Organizado pelo grupo Corpopolítica (UFRN), pela Marcha Mundial das Mulheres, pela DIAAD/UERN, em parceria com a Faculdade de Serviço Social, pelo Centro Feminista 8 de Março e pelos mandatos da deputada Isolda Dantas e das vereadoras Brisa e Plúvia, o seminário debateu que a misoginia não é um fenômeno isolado, mas uma engrenagem que conecta machosfera, red pill, big techs e interesses políticos. Ao reunir pesquisadoras, militantes e parlamentares, o debate revelou como o ódio às mulheres é produzido, reproduzido e transformado em lucro e poder.

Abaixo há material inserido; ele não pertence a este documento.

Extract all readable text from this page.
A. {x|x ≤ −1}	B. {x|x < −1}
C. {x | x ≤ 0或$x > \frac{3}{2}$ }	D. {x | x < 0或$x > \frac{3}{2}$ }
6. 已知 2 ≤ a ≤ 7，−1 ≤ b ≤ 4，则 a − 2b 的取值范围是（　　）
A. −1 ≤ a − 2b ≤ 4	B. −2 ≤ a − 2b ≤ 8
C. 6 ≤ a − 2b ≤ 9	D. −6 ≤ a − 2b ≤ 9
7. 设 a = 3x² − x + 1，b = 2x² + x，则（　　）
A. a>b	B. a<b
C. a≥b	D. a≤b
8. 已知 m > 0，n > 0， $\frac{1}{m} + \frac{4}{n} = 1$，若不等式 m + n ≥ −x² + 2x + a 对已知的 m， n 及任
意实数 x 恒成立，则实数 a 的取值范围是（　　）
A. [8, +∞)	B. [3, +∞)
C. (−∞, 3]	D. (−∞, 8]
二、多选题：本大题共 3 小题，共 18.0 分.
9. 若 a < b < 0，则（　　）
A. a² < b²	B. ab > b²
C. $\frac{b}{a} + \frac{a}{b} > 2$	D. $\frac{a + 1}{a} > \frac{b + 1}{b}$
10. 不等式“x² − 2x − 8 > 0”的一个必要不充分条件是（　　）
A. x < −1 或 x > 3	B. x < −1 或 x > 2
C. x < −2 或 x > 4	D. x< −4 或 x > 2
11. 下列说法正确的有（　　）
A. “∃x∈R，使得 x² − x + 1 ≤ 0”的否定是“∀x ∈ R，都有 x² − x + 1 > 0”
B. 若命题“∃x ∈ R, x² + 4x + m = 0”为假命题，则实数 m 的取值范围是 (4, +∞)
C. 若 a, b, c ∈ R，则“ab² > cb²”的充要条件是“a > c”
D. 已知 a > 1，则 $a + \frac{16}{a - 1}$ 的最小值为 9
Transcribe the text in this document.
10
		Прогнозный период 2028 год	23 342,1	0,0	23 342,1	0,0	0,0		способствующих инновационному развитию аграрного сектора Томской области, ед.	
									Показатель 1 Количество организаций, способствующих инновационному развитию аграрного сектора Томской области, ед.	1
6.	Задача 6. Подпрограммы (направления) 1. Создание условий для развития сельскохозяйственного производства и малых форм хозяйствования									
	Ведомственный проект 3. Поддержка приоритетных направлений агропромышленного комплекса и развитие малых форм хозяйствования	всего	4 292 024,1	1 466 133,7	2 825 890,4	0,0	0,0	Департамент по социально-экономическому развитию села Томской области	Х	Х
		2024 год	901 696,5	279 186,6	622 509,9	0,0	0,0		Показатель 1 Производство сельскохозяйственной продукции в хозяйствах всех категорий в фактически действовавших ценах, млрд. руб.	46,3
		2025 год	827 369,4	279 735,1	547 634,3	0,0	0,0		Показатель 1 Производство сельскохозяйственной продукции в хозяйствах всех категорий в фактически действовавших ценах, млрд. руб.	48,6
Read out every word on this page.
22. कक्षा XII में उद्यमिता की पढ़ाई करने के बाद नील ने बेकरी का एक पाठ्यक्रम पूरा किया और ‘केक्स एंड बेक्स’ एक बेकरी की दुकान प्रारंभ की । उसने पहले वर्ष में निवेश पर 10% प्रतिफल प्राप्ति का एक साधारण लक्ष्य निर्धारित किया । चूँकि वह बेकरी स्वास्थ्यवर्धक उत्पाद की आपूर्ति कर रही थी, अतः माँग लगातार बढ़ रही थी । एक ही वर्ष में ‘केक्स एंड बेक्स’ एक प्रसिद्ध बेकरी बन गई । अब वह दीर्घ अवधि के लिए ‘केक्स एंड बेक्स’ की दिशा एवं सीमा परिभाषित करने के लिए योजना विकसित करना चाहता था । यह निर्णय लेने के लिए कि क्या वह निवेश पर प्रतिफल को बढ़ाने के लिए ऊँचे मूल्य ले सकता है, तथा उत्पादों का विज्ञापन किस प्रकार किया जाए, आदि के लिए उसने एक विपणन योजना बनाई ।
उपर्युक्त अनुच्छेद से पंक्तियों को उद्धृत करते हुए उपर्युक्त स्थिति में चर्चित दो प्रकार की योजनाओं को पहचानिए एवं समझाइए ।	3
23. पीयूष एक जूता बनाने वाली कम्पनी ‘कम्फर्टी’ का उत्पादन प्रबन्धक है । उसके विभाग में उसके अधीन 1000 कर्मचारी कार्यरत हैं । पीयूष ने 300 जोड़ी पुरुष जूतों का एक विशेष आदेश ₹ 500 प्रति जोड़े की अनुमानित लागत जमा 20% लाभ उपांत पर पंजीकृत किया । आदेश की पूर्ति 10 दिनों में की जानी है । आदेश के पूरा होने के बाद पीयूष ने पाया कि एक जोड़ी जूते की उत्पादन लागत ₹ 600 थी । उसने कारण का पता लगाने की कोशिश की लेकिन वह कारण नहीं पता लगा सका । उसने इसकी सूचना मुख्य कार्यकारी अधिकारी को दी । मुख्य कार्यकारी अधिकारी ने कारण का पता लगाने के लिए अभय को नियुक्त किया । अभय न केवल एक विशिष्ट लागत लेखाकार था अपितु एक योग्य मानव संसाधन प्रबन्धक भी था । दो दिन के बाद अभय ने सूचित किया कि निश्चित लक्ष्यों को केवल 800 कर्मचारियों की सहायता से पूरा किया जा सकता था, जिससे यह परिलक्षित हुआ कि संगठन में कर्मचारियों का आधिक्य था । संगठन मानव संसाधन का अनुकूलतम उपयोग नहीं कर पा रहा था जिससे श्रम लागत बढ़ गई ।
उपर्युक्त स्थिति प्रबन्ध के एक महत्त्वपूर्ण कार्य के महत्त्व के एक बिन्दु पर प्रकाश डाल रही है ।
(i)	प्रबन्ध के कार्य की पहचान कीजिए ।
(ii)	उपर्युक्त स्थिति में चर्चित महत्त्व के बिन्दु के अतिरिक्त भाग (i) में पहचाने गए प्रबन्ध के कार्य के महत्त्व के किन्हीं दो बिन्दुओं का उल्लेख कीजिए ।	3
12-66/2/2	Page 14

“Quando a gente fala da misoginia na internet a gente precisa entender que isso não é uma coisa que acontece só com a violência contra as mulheres, a gente está cada vez mais numa sociedade estruturada pelo domínio dessas plataformas e empresas digitais em todas as dimensões sobre a nossa vida. Isso não é normal. Não é natural. E não precisa ser assim”, destacou Tica Moreno, socióloga e doutora em Sociologia (UPS), integrante da Coordenação Nacional da Marcha Mundial das Mulheres e da Sempreviva Organização Feminista (SOF). Já Bruna Camilo, socióloga, cientista política e doutora em Ciências Sociais (PUC Minas), pesquisadora em gênero e misoginia, reforçou: “A misoginia é secular. Só que hoje, com a internet, se tornou um suporte para essa estrutura misógina. E existe uma ofensiva desses homens e grupos ressentidos com o avanço dos direitos das mulheres.”
Além da análise crítica, o seminário apontou caminhos concretos de enfrentamento: fortalecer grupos de mulheres já auto-organizados, potencializar o grupo de estudos Nalu Faria, construir uma ofensiva permanente contra a misoginia e levar esse debate também às escolas.
O seminário foi um primeiro passo de um processo que precisa ser fortalecido e ampliado. Em um contexto de avanço da desigualdade e da violência de gênero, a informação, a consciência crítica e a auto-organização seguem sendo ferramentas centrais.